La foto empezó a rular por Facebook y cuando llegó a Twitter, comenzó el debate. Las polémicas que envuelven a las empresas como Glovo o Deliveroo son cada vez más abundantes. Las condiciones en las que trabajan sus empleados son pésimas y las remuneraciones no se corresponden con el esfuerzo que tienen que hacer a diario. Los riders, nombre con el que se conoce a las personas que trabajan para estas empresas llevando envíos con sus motos o bicicletas a los domicilios de la gente que haya pedido comida u objetos desde su casa a través de una aplicación.

La dinámica de trabajo de los riders consiste en salir a la calle con su vehículo y esperar a que la gente haga pedidos. Se dirigen a los distintos establecimientos, recogen los productos y los llevan al domicilio. Por cada pedido, que puede llegar a suponer 1 hora de trabajo, los riders solo obtienen entre 2 y 3 €.

Además las condiciones de sus contratos decantan también precariedad e inestabilidad. Es por esto que estas empresas siempre están en el punto de mira.

La foto que volvió a mostrar esta realidad muestra a un joven que entre esos descansos entre pedido y pedido, que a veces son muy extensos, aprovechaba para leer un libro sentado en el suelo bajo la luz de una farola a las 9 de la noche. 

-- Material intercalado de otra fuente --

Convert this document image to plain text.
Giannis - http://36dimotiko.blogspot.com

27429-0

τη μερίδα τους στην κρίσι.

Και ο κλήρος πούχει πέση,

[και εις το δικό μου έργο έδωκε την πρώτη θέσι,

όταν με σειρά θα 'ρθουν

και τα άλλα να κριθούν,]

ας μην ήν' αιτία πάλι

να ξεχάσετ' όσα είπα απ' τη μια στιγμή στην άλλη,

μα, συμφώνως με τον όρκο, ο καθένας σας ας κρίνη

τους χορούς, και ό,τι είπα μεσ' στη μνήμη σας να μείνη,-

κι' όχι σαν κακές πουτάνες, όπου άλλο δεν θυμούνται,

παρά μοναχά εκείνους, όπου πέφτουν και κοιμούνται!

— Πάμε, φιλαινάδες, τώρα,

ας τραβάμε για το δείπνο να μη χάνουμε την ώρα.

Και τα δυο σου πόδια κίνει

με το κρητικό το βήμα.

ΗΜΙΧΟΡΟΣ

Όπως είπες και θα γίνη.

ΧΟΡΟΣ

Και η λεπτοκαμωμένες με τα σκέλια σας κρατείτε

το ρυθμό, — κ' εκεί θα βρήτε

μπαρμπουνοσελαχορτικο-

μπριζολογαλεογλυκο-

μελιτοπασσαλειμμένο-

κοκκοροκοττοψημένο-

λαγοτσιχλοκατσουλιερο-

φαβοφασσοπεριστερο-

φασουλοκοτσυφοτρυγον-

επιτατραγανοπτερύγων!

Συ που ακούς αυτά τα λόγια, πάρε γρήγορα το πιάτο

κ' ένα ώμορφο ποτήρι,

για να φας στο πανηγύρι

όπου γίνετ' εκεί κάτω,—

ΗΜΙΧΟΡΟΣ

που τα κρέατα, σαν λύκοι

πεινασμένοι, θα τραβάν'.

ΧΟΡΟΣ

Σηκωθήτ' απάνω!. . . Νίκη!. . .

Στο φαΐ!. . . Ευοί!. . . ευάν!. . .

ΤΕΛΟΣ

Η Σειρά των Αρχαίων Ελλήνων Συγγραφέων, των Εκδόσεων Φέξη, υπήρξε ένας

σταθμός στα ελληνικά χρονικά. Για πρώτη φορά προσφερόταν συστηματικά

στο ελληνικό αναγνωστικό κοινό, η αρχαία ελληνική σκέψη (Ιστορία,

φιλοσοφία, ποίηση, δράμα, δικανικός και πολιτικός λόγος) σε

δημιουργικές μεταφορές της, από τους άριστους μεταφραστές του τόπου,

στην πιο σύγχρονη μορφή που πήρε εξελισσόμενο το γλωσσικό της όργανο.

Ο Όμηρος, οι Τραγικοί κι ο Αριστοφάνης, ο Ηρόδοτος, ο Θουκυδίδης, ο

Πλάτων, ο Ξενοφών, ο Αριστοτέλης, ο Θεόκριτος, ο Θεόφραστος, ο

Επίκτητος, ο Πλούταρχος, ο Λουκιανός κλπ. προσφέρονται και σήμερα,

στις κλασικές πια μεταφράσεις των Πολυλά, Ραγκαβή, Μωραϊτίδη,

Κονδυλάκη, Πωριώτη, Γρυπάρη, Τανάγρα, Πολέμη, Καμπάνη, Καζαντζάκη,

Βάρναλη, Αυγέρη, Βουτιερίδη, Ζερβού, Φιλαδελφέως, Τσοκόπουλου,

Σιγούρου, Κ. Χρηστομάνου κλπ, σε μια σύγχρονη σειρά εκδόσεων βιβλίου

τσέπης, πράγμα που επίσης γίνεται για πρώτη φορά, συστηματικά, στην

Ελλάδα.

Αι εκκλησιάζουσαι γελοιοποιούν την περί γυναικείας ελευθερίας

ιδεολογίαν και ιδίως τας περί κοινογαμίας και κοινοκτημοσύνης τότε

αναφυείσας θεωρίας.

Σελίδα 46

El texto original que acompañaba a la foto publicada por su autor decía: “A las 21:00 horas de la noche un joven espera alguna llamada de ‘Glovo’ para entregar algún pedido a domicilio. Y mientras tanto, sentado en el suelo estudia a la luz de una farola. Estuvo estudiando casi 20 minutos hasta que le entró un pedido. Mientras unos rompen escaparates, saquean tiendas y destrozan las calles en favor de un delincuente reincidente; otros buscan la forma y sacan tiempo de donde sea para labrarse un futuro prometedor.”

El “futuro prometedor” del que hablaba el autor fue el foco de debate en redes, ya que, precisamente para que el joven pueda tener un futuro, tiene que compaginar sus estudios con un trabajo que le roba gran parte de su tiempo sin recibir las convenientes remuneraciones.

Esta imagen es simplemente una de las muchas realidades que se esconden detrás de las empresas con repartidores o riders, que por ganar algo de dinero tienen que hacer grandes sacrificios.